The World Wide Web Consortium (W3C) is a consortium that produces standards—"recommendations", as they call them—for the World Wide Web. The Consortium is headed by W3C founder Al Vezza and Tim Berners-Lee, the original creator of URL (Uniform Resource Locator), HTTP (HyperText Transfer Protocol) and HTML (HyperText Markup Language), the principal technologies that form the basis of the Web.

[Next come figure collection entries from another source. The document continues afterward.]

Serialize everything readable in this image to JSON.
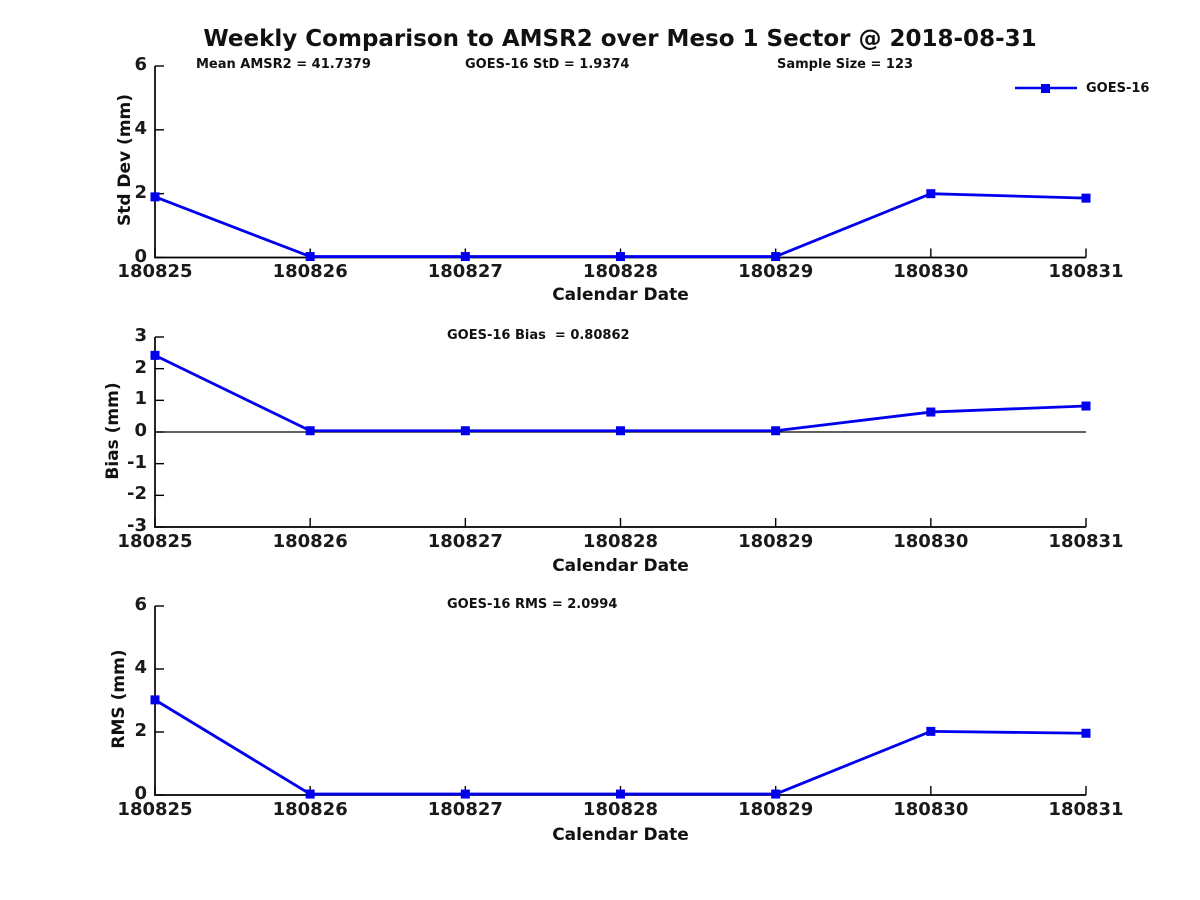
{
  "figure": {
    "title": "Weekly Comparison to AMSR2 over Meso 1 Sector @ 2018-08-31",
    "colors": {
      "line": "#0000ee",
      "axis": "#000000",
      "text": "#1a1a1a",
      "background": "#ffffff"
    }
  },
  "legend": {
    "label": "GOES-16",
    "marker": "filled-square"
  },
  "chart_data": [
    {
      "type": "line",
      "annotations": [
        "Mean AMSR2 = 41.7379",
        "GOES-16 StD = 1.9374",
        "Sample Size = 123"
      ],
      "categories": [
        "180825",
        "180826",
        "180827",
        "180828",
        "180829",
        "180830",
        "180831"
      ],
      "series": [
        {
          "name": "GOES-16",
          "values": [
            1.9,
            0.03,
            0.03,
            0.03,
            0.03,
            2.0,
            1.86
          ]
        }
      ],
      "xlabel": "Calendar Date",
      "ylabel": "Std Dev (mm)",
      "ylim": [
        0,
        6
      ],
      "yticks": [
        0,
        2,
        4,
        6
      ],
      "zero_line": false,
      "grid": false,
      "legend_position": "top-right-outside"
    },
    {
      "type": "line",
      "annotations": [
        "GOES-16 Bias  = 0.80862"
      ],
      "categories": [
        "180825",
        "180826",
        "180827",
        "180828",
        "180829",
        "180830",
        "180831"
      ],
      "series": [
        {
          "name": "GOES-16",
          "values": [
            2.42,
            0.04,
            0.04,
            0.04,
            0.04,
            0.63,
            0.82
          ]
        }
      ],
      "xlabel": "Calendar Date",
      "ylabel": "Bias (mm)",
      "ylim": [
        -3,
        3
      ],
      "yticks": [
        -3,
        -2,
        -1,
        0,
        1,
        2,
        3
      ],
      "zero_line": true,
      "grid": false
    },
    {
      "type": "line",
      "annotations": [
        "GOES-16 RMS = 2.0994"
      ],
      "categories": [
        "180825",
        "180826",
        "180827",
        "180828",
        "180829",
        "180830",
        "180831"
      ],
      "series": [
        {
          "name": "GOES-16",
          "values": [
            3.02,
            0.03,
            0.03,
            0.03,
            0.03,
            2.02,
            1.96
          ]
        }
      ],
      "xlabel": "Calendar Date",
      "ylabel": "RMS (mm)",
      "ylim": [
        0,
        6
      ],
      "yticks": [
        0,
        2,
        4,
        6
      ],
      "zero_line": false,
      "grid": false
    }
  ]
}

A W3C standard goes through the stages Working Draft, Last Call, Proposed Recommendation and Candidate Recommendation. It ends as a Recommendation. A Recommendation may be updated by separately-published Errata until enough substantial edits accumulate, at which time a new edition of the Recommendation may be produced (e.g., XML is now in its Third Edition). Sometimes, a Recommendation is withdrawn and sent through the process again, as RDF was. The W3C also publishes informative Notes which are not intended to be treated as standards.

The Consortium leaves it up to manufacturers to follow the Recommendations. Unlike the ISO and other international standards bodies, the W3C does not have a certification program, and many of its standards do not formally define levels of conformance. Consequently, Recommendations are often implemented only partially.

The Consortium's headquarters is at present on the fifth floor of the Gates Tower in the Stata Center at MIT. The other partners managing W3C are ERCIM and Keio University in Japan.